Dauerhafte Selektion der Polygene
(oft auch als quantitative Gene bezeichnet). Keine Mutation, sondern allein die Auswahl von Individuen jeder neuen Generation, die dem gewünschten Merkmal am nächsten kommen. Zahlreiche Generationen der Siamkatze wurden bereits vom Menschen in diesem Sinne geformt. 

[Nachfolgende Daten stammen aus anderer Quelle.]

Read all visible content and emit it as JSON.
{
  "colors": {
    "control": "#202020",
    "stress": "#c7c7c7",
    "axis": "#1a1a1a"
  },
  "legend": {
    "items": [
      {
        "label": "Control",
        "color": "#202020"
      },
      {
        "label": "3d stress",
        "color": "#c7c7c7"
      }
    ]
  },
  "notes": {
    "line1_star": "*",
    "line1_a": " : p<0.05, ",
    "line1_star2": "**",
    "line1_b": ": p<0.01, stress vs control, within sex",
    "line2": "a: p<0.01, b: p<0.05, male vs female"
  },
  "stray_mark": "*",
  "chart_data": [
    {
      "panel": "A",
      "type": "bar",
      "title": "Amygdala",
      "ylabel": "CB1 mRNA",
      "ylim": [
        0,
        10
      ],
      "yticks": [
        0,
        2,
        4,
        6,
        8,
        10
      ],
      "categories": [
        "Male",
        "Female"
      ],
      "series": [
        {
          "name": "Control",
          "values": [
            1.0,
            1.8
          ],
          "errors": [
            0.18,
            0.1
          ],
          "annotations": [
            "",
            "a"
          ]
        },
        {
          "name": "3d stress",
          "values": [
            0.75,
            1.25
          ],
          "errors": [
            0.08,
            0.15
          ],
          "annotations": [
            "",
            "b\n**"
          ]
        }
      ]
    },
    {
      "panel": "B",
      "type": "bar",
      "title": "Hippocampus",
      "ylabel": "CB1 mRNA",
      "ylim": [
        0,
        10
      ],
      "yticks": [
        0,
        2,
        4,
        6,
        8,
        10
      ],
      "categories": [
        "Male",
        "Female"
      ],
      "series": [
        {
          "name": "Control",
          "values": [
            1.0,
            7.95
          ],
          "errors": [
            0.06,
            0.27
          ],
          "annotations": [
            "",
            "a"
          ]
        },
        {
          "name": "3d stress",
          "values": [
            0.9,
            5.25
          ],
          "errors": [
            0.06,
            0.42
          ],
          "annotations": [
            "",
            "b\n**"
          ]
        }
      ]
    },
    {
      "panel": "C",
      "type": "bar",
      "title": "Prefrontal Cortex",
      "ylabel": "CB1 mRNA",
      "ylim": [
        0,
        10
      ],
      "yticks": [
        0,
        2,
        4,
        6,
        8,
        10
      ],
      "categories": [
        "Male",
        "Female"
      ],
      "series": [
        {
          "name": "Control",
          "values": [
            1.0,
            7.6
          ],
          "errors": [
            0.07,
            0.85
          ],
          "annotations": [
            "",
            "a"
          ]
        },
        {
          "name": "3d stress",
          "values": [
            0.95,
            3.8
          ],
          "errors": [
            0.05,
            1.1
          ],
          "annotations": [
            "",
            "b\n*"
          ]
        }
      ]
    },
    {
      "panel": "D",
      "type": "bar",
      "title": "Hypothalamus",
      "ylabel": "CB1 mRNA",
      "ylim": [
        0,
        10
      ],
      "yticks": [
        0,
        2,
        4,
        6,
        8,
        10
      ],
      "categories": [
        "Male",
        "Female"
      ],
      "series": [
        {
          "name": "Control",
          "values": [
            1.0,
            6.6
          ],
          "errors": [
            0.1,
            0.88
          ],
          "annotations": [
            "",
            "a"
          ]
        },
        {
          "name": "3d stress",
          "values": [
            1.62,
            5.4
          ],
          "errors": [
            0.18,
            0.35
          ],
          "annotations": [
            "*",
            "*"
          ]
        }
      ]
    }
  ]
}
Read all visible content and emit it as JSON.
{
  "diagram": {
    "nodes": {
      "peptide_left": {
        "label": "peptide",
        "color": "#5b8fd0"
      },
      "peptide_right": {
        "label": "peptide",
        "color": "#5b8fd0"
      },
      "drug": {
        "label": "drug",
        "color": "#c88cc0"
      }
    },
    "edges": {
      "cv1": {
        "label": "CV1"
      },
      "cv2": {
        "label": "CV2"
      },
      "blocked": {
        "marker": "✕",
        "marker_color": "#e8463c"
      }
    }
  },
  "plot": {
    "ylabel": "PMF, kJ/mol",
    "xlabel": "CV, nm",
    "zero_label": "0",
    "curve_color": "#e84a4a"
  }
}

Jedes körperliche Merkmal einer Katze wird durch je ein Gen ihrer beiden Elternteile bestimmt. Die Fellfarbe etwa wird durch ein bestimmtes Genpaar bestimmt. Eine reinerbige (homozygoter) schwarze Katze besitzt zwei Gene für eine schwarze Fellfarbe. Eine reinerbige schwarze mit einer reinerbigen blauen Katze verpaart, erzeugt einen schwarzgefärbten Nachwuchs, da das »schwarze« Gen dominant, das »blaue« aber rezessiv (»zurückweichend«) ist. Da der Nachwuchs schwarze wie blaue Gene ererbt hat, gilt er als mischerbig (heterozygot). Eine mischerbige Katze kann nun das rezessive Gen weitervererben. Das rezessive Merkmal zeigt sich erneut, falls bei der Befruchtung zwei rezessive Gene zusammentreffen. Die Verpaarung zweier schwarzer Katzen, die auch das blaue Gen tragen, kann dazu führen, dass ein Teil des Nachwuchses ein blaues Fell hat ohne dass sich präzise Vorhersagen treffen lassen. In dem Fall wo es das Ziel ist eine Langhaarkatze mit Dunkelfärbung der »Abzeichen« an den kühleren Körperspitzen (Points) zu erhalten, wird eine reinerbige Schwarze Langhaar mit einer Pointed Kurzhaar gekreuzt. Da die Gene für Schwarzfärbung und Kurzhaarigkeit dominant sind, verfügt die zweite Generation durchweg über diese Merkmale jedoch auch über Gene für Point- Färbung und Langhaarigkeit. So kann die Verpaarung dazuführen, dass im Zuge der Mischung der Merkmale das gewünschte Exemplar entsteht.